Before touching campaigns, build the core automations. These run for every customer, forever, and they are where the reliable revenue comes from. For a consumable product like body care, the order matters.

1. Welcome series. Three to five emails that deliver the signup offer, tell the brand story, and earn the first order while attention is highest.
2. Abandoned cart. Two to three reminders that win back shoppers who reached checkout and left, with an exit the moment they buy.
3. Post-purchase and replenishment. Body care gets used up, so time a gentle reorder nudge to when the bottle is likely running low. This is the flow most brands forget and the one that fits a consumable best.
4. Win-back. A short sequence for customers who have gone quiet, before they drift off the list for good.

## Step two: stop blasting the whole list

The fastest deliverability win is to stop emailing people who never open. Send campaigns to engaged subscribers, suppress the chronically unengaged, and tailor the message by what someone has actually bought. A smaller, sharper send beats a big indiscriminate one every time, because the big one quietly trains inbox providers to filter you out.

> Sending less, to the right people, usually lifts both open rate and total revenue at the same time. Reach is not the goal. Reaching people who want to hear from you is.

## Step three: run a real campaign calendar

With flows carrying the baseline, campaigns become the upside instead of the whole strategy. A planned monthly calendar (a mix of value-led emails and the occasional promotion) keeps the brand top of mind without tipping into fatigue. Planning ahead also means each send has a job, rather than being whatever got thrown together that week.

## The results a brand like this sees

Once the flows are live, the list is segmented, and the calendar is running, the shape of the account changes. Again, these are representative targets for a well-run program, not audited results.

- **5-15%** of abandoned carts recovered once the cart flow is live
- **30-40%** open rates after sending to engaged subscribers instead of the whole list
- **2-3x** flow revenue once welcome, cart, post-purchase and win-back all run together

## What to take from it

- Build automations before you worry about more campaigns. They earn the most for the least ongoing effort.
- Segment your sends. Emailing the whole list every time is the quiet killer of deliverability.
- Match the flows to the product. A consumable like body care needs a replenishment nudge most brands skip.
- Plan a calendar so every campaign has a reason to exist.

## FAQ

### What Klaviyo flows should a body-care brand set up first?

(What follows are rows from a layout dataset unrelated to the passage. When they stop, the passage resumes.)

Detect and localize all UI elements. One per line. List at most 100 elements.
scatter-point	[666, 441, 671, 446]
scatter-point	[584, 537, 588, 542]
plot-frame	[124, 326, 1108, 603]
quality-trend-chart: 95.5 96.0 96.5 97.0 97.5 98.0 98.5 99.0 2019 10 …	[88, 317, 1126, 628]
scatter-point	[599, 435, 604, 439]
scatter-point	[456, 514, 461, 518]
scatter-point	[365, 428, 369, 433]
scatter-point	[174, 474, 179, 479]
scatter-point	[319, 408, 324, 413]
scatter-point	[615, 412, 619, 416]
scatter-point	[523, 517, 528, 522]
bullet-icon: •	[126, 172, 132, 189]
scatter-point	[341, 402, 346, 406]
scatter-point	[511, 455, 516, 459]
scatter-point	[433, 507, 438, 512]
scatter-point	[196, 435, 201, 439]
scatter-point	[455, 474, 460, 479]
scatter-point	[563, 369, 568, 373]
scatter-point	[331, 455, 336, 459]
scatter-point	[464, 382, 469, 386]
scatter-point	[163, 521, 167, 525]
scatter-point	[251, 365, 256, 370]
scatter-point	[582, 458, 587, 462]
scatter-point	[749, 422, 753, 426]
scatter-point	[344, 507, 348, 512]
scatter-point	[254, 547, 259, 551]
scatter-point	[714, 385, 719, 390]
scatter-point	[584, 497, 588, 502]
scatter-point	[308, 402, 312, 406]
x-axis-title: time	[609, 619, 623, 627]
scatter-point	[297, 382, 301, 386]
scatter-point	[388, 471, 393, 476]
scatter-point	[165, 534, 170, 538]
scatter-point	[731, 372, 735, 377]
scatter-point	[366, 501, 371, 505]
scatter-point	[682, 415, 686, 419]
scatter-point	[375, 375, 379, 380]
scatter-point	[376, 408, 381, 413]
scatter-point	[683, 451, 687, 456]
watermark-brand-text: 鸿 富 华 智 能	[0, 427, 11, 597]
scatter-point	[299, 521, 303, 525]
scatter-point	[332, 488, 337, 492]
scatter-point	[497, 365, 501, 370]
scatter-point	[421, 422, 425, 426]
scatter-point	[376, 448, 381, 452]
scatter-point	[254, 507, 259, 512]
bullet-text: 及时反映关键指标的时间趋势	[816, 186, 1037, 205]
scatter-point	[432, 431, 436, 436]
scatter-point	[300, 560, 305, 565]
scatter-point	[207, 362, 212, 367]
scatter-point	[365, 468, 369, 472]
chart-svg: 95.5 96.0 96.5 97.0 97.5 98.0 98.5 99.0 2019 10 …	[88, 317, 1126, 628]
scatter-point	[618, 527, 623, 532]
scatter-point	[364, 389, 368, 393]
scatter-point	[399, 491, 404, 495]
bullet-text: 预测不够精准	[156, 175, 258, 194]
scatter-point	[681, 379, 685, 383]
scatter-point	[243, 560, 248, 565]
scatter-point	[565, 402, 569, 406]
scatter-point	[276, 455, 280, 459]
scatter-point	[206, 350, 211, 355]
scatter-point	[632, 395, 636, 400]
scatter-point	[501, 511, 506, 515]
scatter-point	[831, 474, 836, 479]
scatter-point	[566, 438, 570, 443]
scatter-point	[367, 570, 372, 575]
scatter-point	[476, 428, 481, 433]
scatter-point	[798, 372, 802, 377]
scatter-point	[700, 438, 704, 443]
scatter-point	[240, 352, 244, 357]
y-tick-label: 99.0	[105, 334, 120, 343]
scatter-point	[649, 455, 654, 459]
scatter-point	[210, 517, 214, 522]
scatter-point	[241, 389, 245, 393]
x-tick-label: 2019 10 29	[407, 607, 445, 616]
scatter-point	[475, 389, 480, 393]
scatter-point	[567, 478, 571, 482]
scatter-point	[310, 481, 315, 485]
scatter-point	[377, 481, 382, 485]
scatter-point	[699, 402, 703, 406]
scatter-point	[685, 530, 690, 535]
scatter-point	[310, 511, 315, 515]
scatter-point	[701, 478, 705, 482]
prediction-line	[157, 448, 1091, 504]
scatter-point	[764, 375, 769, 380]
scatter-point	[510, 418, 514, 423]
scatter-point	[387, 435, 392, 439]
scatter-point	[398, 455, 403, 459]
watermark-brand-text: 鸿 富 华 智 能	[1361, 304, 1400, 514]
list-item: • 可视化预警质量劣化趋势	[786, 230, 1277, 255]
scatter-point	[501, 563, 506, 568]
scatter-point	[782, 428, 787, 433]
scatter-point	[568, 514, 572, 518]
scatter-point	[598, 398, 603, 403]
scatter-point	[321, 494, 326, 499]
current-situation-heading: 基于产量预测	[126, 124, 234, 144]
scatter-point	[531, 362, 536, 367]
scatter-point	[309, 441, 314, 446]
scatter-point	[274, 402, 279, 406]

Welcome series, abandoned cart, post-purchase with replenishment, and win-back. Replenishment matters most for consumable products like body care, where a well-timed reorder nudge captures repeat revenue other brands leave behind.

### Does sending to fewer people really make more money?

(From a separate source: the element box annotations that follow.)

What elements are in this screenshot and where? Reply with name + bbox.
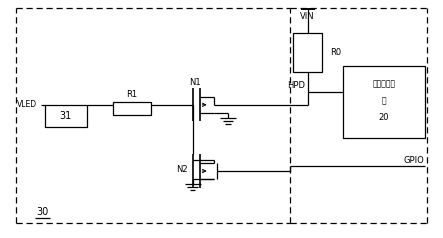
Bar bbox=[343, 66, 425, 138]
Text: N1: N1 bbox=[189, 78, 201, 87]
Text: 30: 30 bbox=[36, 208, 49, 218]
Text: R1: R1 bbox=[127, 90, 138, 99]
Text: VLED: VLED bbox=[17, 100, 37, 109]
Text: N2: N2 bbox=[176, 165, 187, 174]
Text: GPIO: GPIO bbox=[404, 156, 425, 165]
Bar bbox=[113, 102, 151, 115]
Text: 时序控制单: 时序控制单 bbox=[372, 79, 395, 88]
Text: 20: 20 bbox=[378, 113, 389, 122]
Text: R0: R0 bbox=[330, 48, 341, 57]
Text: 31: 31 bbox=[60, 111, 72, 121]
Bar bbox=[293, 33, 322, 72]
Text: VIN: VIN bbox=[300, 12, 315, 20]
Text: HPD: HPD bbox=[288, 81, 305, 90]
Bar bbox=[45, 105, 87, 127]
Text: 元: 元 bbox=[381, 96, 386, 105]
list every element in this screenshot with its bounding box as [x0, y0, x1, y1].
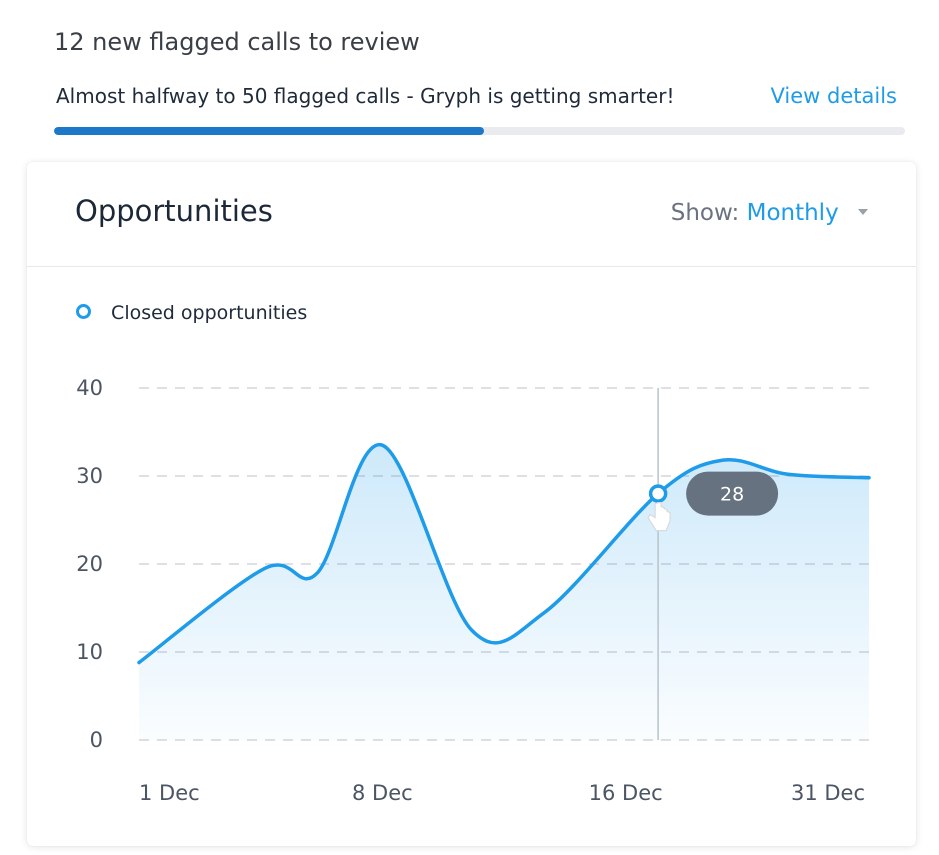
series-area — [139, 444, 869, 740]
x-tick-label: 8 Dec — [352, 781, 413, 805]
legend-label: Closed opportunities — [111, 302, 308, 324]
y-tick-label: 30 — [76, 464, 103, 488]
opportunities-card: Opportunities Show: Monthly Closed oppor… — [27, 162, 916, 846]
y-tick-label: 10 — [76, 640, 103, 664]
flagged-calls-title: 12 new flagged calls to review — [54, 28, 420, 56]
opportunities-chart: 0 10 20 30 40 1 Dec 8 Dec 16 Dec 31 Dec 28 — [76, 376, 871, 805]
card-header: Opportunities Show: Monthly — [27, 162, 916, 267]
series-line — [137, 443, 871, 665]
pointer-hand-icon — [647, 502, 671, 532]
x-tick-label: 16 Dec — [589, 781, 663, 805]
value-tooltip — [686, 471, 779, 516]
period-dropdown[interactable]: Show: Monthly — [671, 200, 868, 226]
legend-marker-icon — [76, 304, 91, 319]
period-selected-value: Monthly — [746, 200, 839, 226]
x-tick-label: 31 Dec — [791, 781, 865, 805]
chart-legend: Closed opportunities — [76, 302, 307, 324]
progress-bar-fill — [54, 127, 484, 135]
chevron-down-icon — [858, 208, 868, 215]
hover-point — [648, 484, 668, 503]
show-label: Show: — [670, 200, 740, 226]
y-tick-label: 40 — [76, 376, 103, 400]
y-tick-label: 0 — [90, 728, 103, 752]
x-tick-label: 1 Dec — [139, 781, 200, 805]
progress-message: Almost halfway to 50 flagged calls - Gry… — [56, 84, 675, 108]
y-tick-label: 20 — [76, 552, 103, 576]
card-title: Opportunities — [75, 194, 273, 228]
flagged-calls-progress-bar — [54, 127, 905, 135]
tooltip-value: 28 — [720, 484, 744, 506]
view-details-link[interactable]: View details — [770, 84, 897, 108]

Often, yes. Emailing the whole list every time drags down deliverability as unengaged subscribers stop opening, which sends more of your mail to spam. Sending to engaged subscribers and suppressing the rest usually lifts both open rate and total revenue.

### How fast do these changes show results?

Flows start earning the moment they go live, because they fire for every customer automatically. The gains from segmentation and a planned campaign calendar build over a few weeks as deliverability recovers and the calendar finds its rhythm.